Columbia can make a face grotesque without making it visually careless. Every distortion feels selected.
That precision is especially apparent in the movement between Johnny’s ordinary appearance and his Saint Sinatra form. The singer is still recognizably the same being. The jaw lengthens, the hair rises and the suit sharpens, but the underlying face remains. Fantasy does not replace the monster. It styles him.
The handwritten lettering keeps the work physically close. Words vary in size and pressure. Speech balloons feel squeezed around the speaker’s agitation. The final page abandons normal balloons for pasted textual fragments, allowing Johnny’s mind to resemble a collage of accusations and self-instructions.

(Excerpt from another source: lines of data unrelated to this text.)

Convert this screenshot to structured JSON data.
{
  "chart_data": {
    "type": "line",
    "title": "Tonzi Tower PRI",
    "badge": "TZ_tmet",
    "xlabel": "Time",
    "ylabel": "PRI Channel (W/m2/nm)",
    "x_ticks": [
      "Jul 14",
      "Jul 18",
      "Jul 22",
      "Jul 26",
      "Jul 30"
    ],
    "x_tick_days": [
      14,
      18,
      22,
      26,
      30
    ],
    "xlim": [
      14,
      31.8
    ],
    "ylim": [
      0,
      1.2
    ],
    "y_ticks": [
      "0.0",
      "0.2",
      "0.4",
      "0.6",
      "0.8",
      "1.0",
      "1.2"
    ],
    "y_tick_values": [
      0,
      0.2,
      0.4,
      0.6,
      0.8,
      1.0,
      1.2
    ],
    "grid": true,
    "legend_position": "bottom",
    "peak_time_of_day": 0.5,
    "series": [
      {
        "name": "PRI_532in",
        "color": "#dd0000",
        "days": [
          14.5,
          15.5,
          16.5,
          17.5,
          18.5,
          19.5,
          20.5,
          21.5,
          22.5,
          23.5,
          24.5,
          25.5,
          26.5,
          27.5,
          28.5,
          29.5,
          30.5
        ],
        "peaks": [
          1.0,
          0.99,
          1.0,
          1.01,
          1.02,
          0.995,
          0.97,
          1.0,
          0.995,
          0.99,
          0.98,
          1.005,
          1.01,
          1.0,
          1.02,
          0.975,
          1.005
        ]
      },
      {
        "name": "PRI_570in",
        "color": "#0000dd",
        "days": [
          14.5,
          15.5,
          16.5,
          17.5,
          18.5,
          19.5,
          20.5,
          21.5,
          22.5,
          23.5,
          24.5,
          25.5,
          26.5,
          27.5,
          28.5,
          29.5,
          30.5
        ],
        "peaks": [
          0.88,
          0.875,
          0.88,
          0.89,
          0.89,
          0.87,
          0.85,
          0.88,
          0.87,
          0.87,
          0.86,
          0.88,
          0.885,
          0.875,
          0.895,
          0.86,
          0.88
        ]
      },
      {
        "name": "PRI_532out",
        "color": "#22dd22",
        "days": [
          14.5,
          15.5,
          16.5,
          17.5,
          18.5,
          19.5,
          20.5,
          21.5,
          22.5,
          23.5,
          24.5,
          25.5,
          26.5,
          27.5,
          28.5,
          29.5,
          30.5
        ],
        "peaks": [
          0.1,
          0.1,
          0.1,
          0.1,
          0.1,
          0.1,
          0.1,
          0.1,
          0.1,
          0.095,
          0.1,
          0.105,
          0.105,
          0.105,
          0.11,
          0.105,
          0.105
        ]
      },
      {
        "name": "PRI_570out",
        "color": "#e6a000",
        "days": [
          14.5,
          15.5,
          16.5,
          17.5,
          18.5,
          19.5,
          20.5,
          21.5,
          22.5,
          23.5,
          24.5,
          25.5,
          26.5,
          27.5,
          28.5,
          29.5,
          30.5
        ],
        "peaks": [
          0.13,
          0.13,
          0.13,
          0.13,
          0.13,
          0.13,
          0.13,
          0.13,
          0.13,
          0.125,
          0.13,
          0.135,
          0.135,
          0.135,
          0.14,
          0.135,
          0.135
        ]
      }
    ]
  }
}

Even the first-page margins contribute to the object’s life. “johnny 23 by al columbia © 1992” is written across the top, followed by a handwritten dedication containing names from the surrounding comics world, with special thanks running vertically along the side. Before the grotesque little drama begins, the page quietly records a social network of artists, publishers and friends.
That community at the edge of the page stands in complete opposition to Johnny. The comic was made within relationships. Johnny’s tragedy is his refusal to recognize relationships as anything except mirrors.
A later miniature version condensed each page into tiny panels approximately two by three inches and circulated during the last A Minor Forest tour under the Wow Cool logo. That format must have intensified the comic’s peculiar pressure. Columbia had already compressed an entire psychology into four pages. Shrinking the work further would require the reader to bring the object close to the face, studying each fold, tooth and caption at the distance of a secret.
The minicomic could leave a loud performance in someone’s pocket and continue working after the amplifiers stopped.
That afterlife feels appropriate because Johnny 23 is itself a compact transmission. It does not require a large mythology or a long explanation. An animal eats. An umbrella opens. A man feels embarrassed. He begins singing. A woman says her name is not Mary.
Four pages are enough to expose the enormous distance between what Johnny believes he is doing and what another person is forced to endure.
The comic ends, but Johnny’s private performance does not. Somewhere behind the final panel, Saint Sinatra is probably still singing his pretty, pretty song.